Книги

Разлом

22
18
20
22
24
26
28
30

Стал прикидывать как бы приобрести парочку кальсон, но на себя мое внимание перетянул щелчок хлыста, со свистом рассекший воздух.

— Вставай!

Обернулся на звук и увидел нехитрый механизм, приводящий в движение подъемники. Два огромных колеса вращало по двенадцать истощённых мужчин. Осунувшиеся лица, исполосованные свежими и старыми ранами тощие спины с выступающими позвонками да рёбрами, волосы и бороды паклей спадающие до плеч. Из одежды засаленные штаны с потемневшими пятнами крови, туго затянутые на впалом животе обыкновенной верёвкой. Четыре надсмотрщика, один из которых яростно хлыстал, рухнувшего на землю мужчину.

Он не шевелился, но его спину продолжали хлестать, вынуждая встать и приняться за работу.

— Он умер, Хэнк! — попытался вразумить одичавшего напарника один из надсмотрщиков.

— Третий за два дня! Проклятые слабаки! — продолжал он озлобленно рассекать бедняге плоть. — Это вам урок! Чтобы знали, как умирать без дозволения!

Народ, на чьих глазах развернулась эта картина, притих. Замер, наблюдая, как подогнали мула с небольшой повозкой и закинули на неё бездыханное тело. Освободившееся место быстро занял новый «счастливчик», на фоне остальных выглядящий бодрым и свежим.

— Что за чертовщина? — выдохнул я, скорее самому себе, но ведунья, стоявшая по правую руку от меня, поспешила пояснить:

— Им не повезло родиться в низшем сословии. Их родители не были ремесленниками, торговцами или воинами…

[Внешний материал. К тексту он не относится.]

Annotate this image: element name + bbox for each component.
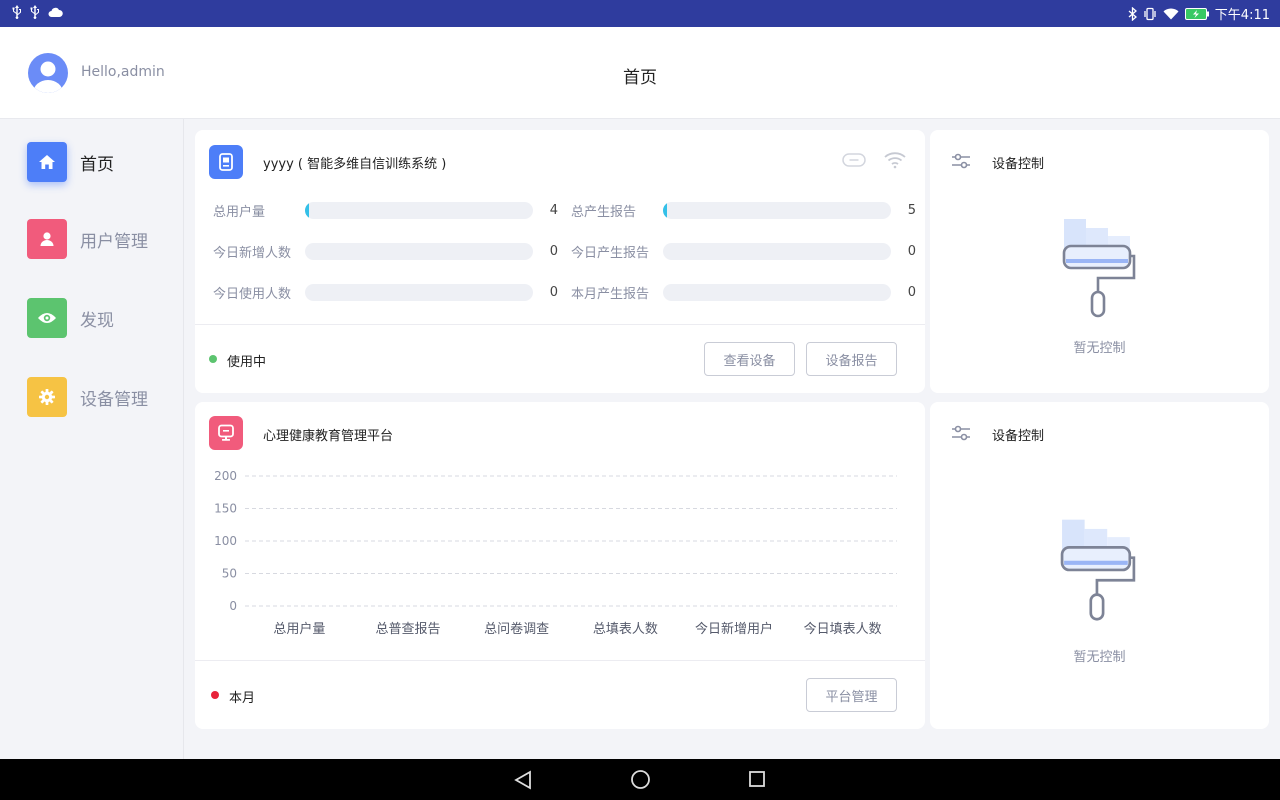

Оторвал взгляд от повозки, заворачивающей за угол, переводя на мужчин, вращающих колесо. Перед моими глазами очередное скотство этого мира!

Как только показательная порка окончилась, народ, потеряв всякий интерес к происходящему, как ни в чем не бывало занялся своими делами. Словно не человек пал замертво от истощения и усталости, а ничего не значащее насекомое. Нас подхватил общий поток людей, унося от подъемников дальше по торговой улице. Эйвар останавливался у каждого прилавка и начинал торговаться, как будто в его жилах текла цыганская кровь. А я все не мог отгородиться от той картины… Разве в моих силах было что-либо изменить? Нет. Я никак не помогу этим людям. Скорее меня самого закидают камнями или забьют насмерть хлыстом. Но от этих убеждений не становилось легче. Царящая несправедливость и жестокость, мешали мне свободно дышать.

Я человек военный. Ни раз встречающийся нос к носу со смертью и несправедливостью, вдруг стал слишком остро реагировать на беззаконие. Словно каждый погибший — это мой подопечный, зелёный рядовой, чей-то сын и брат, за которого я в ответе.

Наверное, я просто слишком впечатлился этим миром. Все-таки в двадцать первом веке не было места всему этому средневековью даже на войне…

— Держи, проголодался, небось, — Эйвар подкинул в воздух яркий плод, азартно подмигнув, — всего один медяк. Сторговался.

Поймал яблоко налету и, отерев о рубаху, откусил. Проголодался — не то слово…

— Надеюсь, это не предел твоих способностей, Эйвар. У нас мало времени, — раздраженно прощебетала ведунья, натягивая регулярно спадающий капюшон.

— Не дрейфь. Мы почти добрались. Вон за той лавкой торгует кожевник, которого точно заинтересуют наши шкурки. Мне и самому не терпится выпить в «Копченой ноге», — он в предвкушении потер ладони и с большим энтузиазмом стал пробираться сквозь толпящихся людей.

— Пока вы будете сидеть в таверне, я загляну на чёрный рынок, — информировала меня о своих планах Алариэль, когда воин отошёл от нас на безопасное расстояние.

— Это не опасно?

— А ты что, беспокоишься обо мне? — с легкой иронией в голосе переспросила женщина, приспустив капюшон.